Certo, Milano non è il resto d'Italia. La buona amministrazione del sindaco uscente Giuliano Pisapia, oltre al nome di Sala, rendono la corsa alla riconquista di Palazzo Marino relativamente tranquilla e scontata per il Pd di Renzi. Così non è nelle altre grandi città chiamate al voto a giugno. Ossia Roma, commissariata e dopo gli scandali di Mafia Capitale e la vicenda Marino, e Napoli, dove il Pd parte già all’opposizione del sindaco uscente Luigi De Magistris. Ecco, al Sud il “partito del premier” stenta a conquistare spazio tra le lotte dei vecchi potentati locali: la candidatura alle primarie del 6 marzo di un personaggio come Antonio Bassolino, già sindaco di napoli e governatore della Campania di un’altra e ormai antica stagione, la dice lunga sulla difficoltà di portare il rinnovamento renziano sul territorio. Ed è anche un segnale non di poco conto che a contendere la candidatura a Bassolino i renziani abbiano schierato una che renziana non è affatto, e che anzi ha una formazione politica per così dire bassoliniana: la deputata campana Valeria Valente.

Tutta in salita anche la corsa a sindaco nella Capitale, dove il M5S è in testa in tutti i sondaggi e dove il Pd è ridotto ai minimi storici. Le primarie si annunciano in salita per il candidato renziano, Roberto Giachetti, che pure avrebbe le caratteristiche per erodere voti ai grillini: a contendergli la candidatura sarà il 6 marzo un uomo come Roberto Morassut, storico dirigente romano del partito e appoggiato da due ex leader quanto mai lontani tra di loro come Walter Veltroni e Pier Luigi Bersani. Si capisce perché Renzi abbia preso per tempo le distanze dalle amministrative di giugno («si scelgono i sindaci e non il premier né il segretario del Pd») puntando tutto sul referendum confermativo sulla riforma del Senato e del Titolo V previsto per l’autunno.

Ma intanto Milano è stata messa in sicurezza. E lo strumento delle primarie continua a dimostrarsi vincente, al di là delle polemiche ricorrenti sui cinesi ai gazebo (ed è curioso che questa volta l’attacco non sia partito dall’interno del Pd e del centrosinistra come nel caso Cofferati in Liguria ma dal leader del Movimento 5 stelle Beppe Grillo, che le primarie non le ha mai neanche messe in conto).

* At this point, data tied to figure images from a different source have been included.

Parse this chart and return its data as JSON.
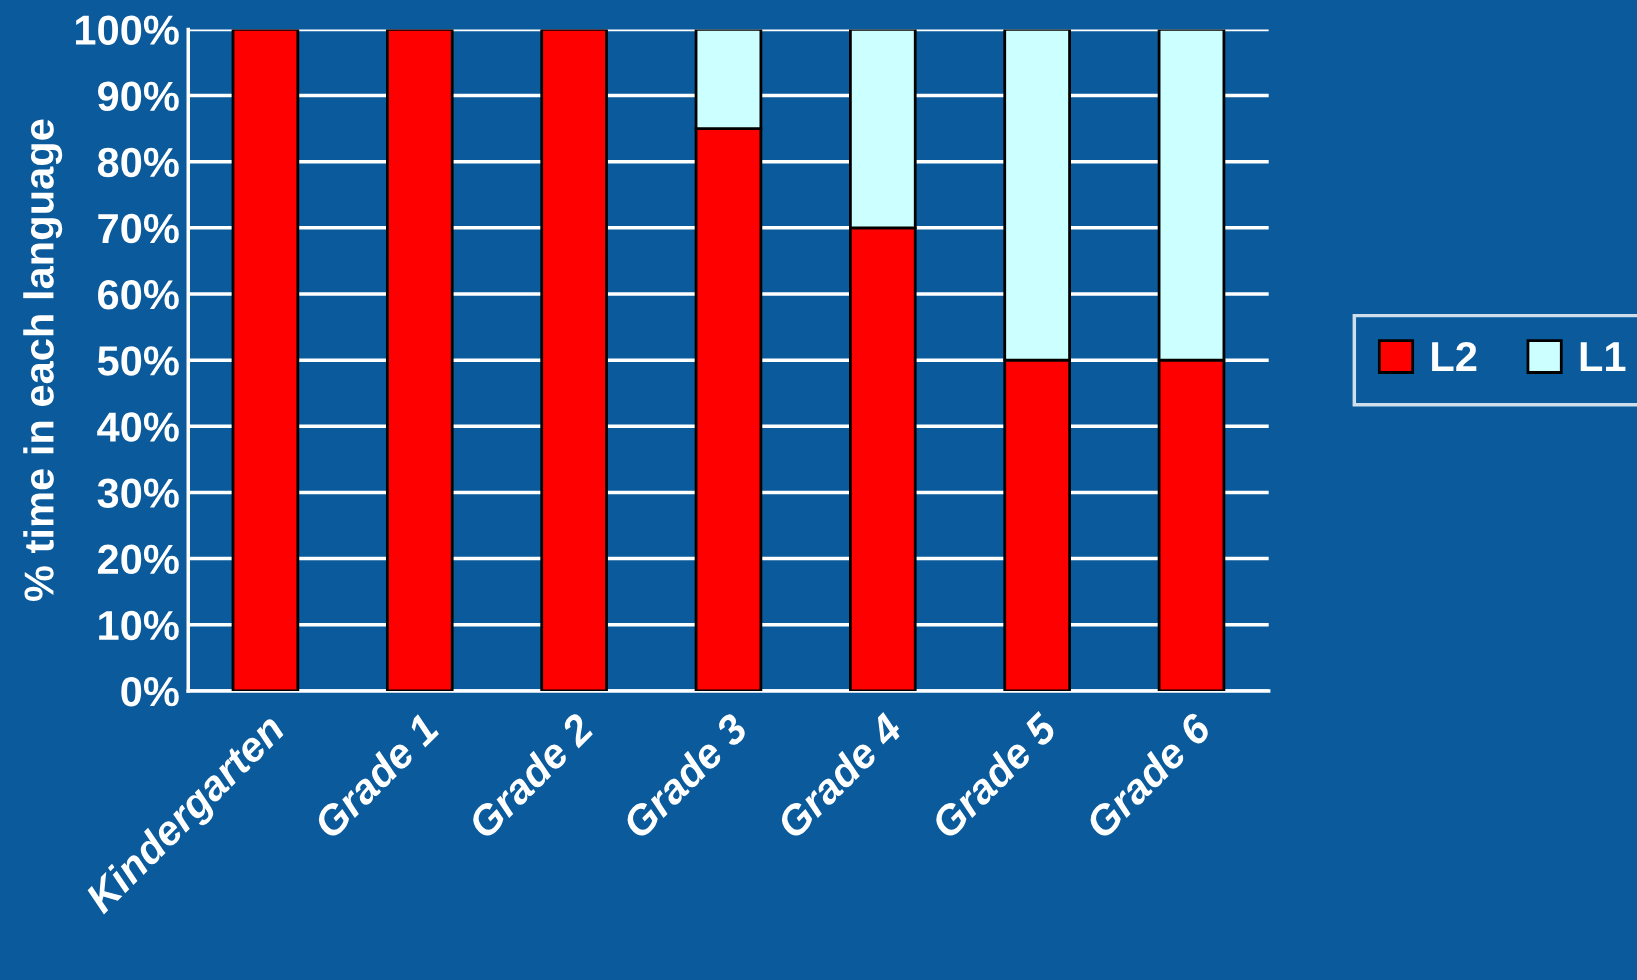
{
  "chart_data": {
    "type": "bar",
    "stacked": true,
    "ylabel": "% time in each language",
    "categories": [
      "Kindergarten",
      "Grade 1",
      "Grade 2",
      "Grade 3",
      "Grade 4",
      "Grade 5",
      "Grade 6"
    ],
    "series": [
      {
        "name": "L2",
        "color": "#ff0000",
        "values": [
          100,
          100,
          100,
          85,
          70,
          50,
          50
        ]
      },
      {
        "name": "L1",
        "color": "#ccffff",
        "values": [
          0,
          0,
          0,
          15,
          30,
          50,
          50
        ]
      }
    ],
    "ylim": [
      0,
      100
    ],
    "yticks": [
      {
        "value": 0,
        "label": "0%"
      },
      {
        "value": 10,
        "label": "10%"
      },
      {
        "value": 20,
        "label": "20%"
      },
      {
        "value": 30,
        "label": "30%"
      },
      {
        "value": 40,
        "label": "40%"
      },
      {
        "value": 50,
        "label": "50%"
      },
      {
        "value": 60,
        "label": "60%"
      },
      {
        "value": 70,
        "label": "70%"
      },
      {
        "value": 80,
        "label": "80%"
      },
      {
        "value": 90,
        "label": "90%"
      },
      {
        "value": 100,
        "label": "100%"
      }
    ],
    "grid": "y",
    "legend": "right"
  }
}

Dalle primarie, in fondo, è nata e cresciuta la leadership di Renzi. E sulle primarie sembra ora voler puntare il premier per portare avanti la battaglia delle battaglie, quella contro l’austerità di Bruxelles e l’egemonia tedesca in Europa (una battaglia, va notato, che sta portando consensi al Pd secondo gli ultimi sondaggi e che ha quasi messo a tacere gli antieuropeisti nostrani, e anche questo naturalmente fa parte della campagna elettorale per le amministrative vista da Palazzo Chigi): «Per scegliere il prossimo presidente della Commissione europea come democratici italiani chiederemo le primarie, perché non se ne può più della tecnocrazia che non sa dove sta la relazione con la gente», è l'ultima suggestione renziana lanciata proprio ieri.